Михаил Глинка собрался было играть, но в это время в мезонин ворвались еще двое Глинок, и сразу стало шумно. Разговор оборвался. Мишель вернулся к своим делам, тихо вздохнув. Всё знают в Петербурге: и про древних греков, и про Рим, и про египетские пирамиды, а своего мужика не знают. До песенного стиха добрались, а вглубь слушать не умеют: во всей песенной радуге одну унылость видят. Неужто же не слыхать людям в Петербурге, о чем шумят ветры буйные и поет залетный соловей?..

Глава восьмая

Долго гостит осень на невских берегах, долго гуляет по реке фонтанной: и злобствует, и крутит, и от бессилия плачет. Только плачь не плачь – от зимы не уйдешь!

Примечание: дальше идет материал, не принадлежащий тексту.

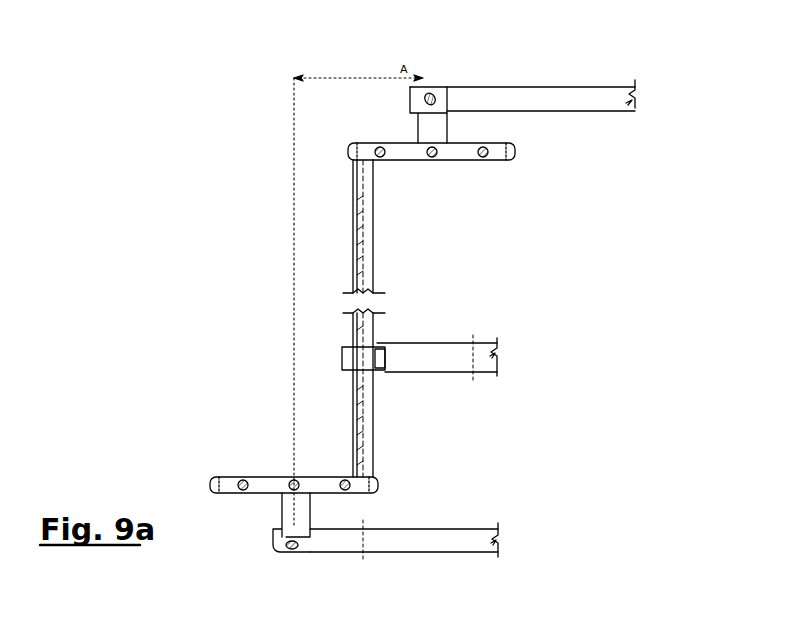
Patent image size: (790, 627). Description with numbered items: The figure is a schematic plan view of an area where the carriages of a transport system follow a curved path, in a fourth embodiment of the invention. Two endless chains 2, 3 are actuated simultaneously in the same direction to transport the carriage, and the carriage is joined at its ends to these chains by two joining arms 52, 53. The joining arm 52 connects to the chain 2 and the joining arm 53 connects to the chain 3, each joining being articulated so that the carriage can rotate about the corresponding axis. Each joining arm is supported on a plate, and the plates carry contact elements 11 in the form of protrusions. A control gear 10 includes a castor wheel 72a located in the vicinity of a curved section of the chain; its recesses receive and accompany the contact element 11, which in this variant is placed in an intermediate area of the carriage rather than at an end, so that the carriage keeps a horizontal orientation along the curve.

The endless chain 2 is at (432, 552).
The endless chain 3 is at (528, 87).
The control gear 10 is at (428, 328).
The contact element 11 is at (342, 362).
The joining arm 52 is at (282, 513).
The joining arm 53 is at (447, 125).
The castor wheel 72a is at (437, 372).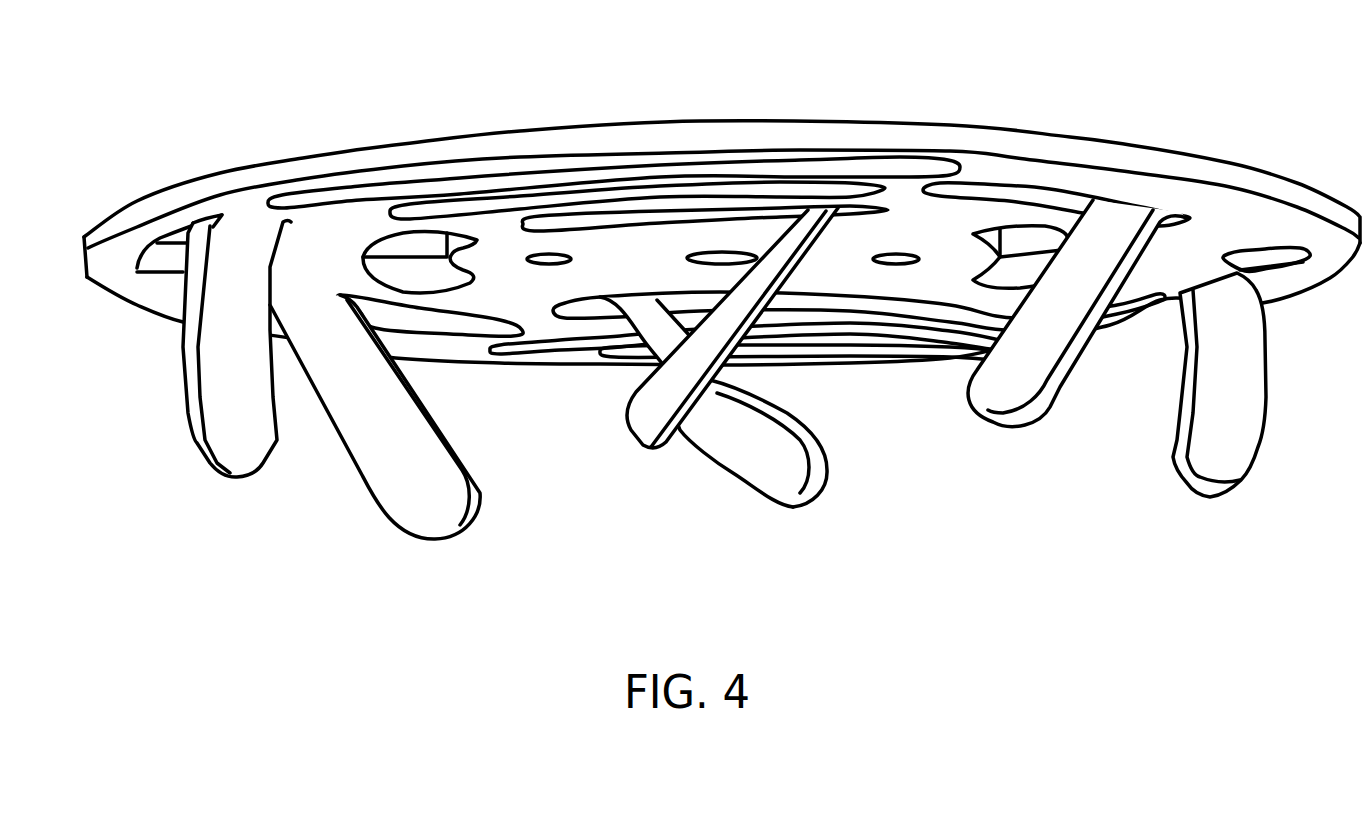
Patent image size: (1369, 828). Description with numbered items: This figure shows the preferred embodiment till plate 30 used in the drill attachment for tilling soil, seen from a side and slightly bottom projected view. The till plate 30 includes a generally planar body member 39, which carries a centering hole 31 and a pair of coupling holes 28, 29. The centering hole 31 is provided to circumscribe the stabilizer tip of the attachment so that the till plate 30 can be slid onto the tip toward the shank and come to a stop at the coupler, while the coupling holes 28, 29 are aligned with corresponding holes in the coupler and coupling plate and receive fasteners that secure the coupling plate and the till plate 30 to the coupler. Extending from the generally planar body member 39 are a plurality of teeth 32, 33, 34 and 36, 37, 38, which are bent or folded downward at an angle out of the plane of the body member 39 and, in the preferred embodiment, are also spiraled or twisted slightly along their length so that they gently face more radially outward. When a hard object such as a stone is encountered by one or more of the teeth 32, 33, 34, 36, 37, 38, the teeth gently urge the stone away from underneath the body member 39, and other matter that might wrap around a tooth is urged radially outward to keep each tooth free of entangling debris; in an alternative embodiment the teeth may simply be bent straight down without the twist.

И вот на санях выкатила зима на Невскую пер-шпективу, наворотила сугробов до самого Калинкина моста. Теперь к Благородному пансиону ни проехать, ни пройти.

А в пансионе и без того стоит дым коромыслом. В канцелярии с утра пишут питомцам увольнительные билеты. И больше всех рад тому пансионский эконом: расписал на обед и фрикасе и крем-супрем. Вот, мол, как у нас благородных пансионеров кормят, и так каждый день! А чтобы кислые щи или рисовая каша, так этого и никогда не бывало, ей-богу!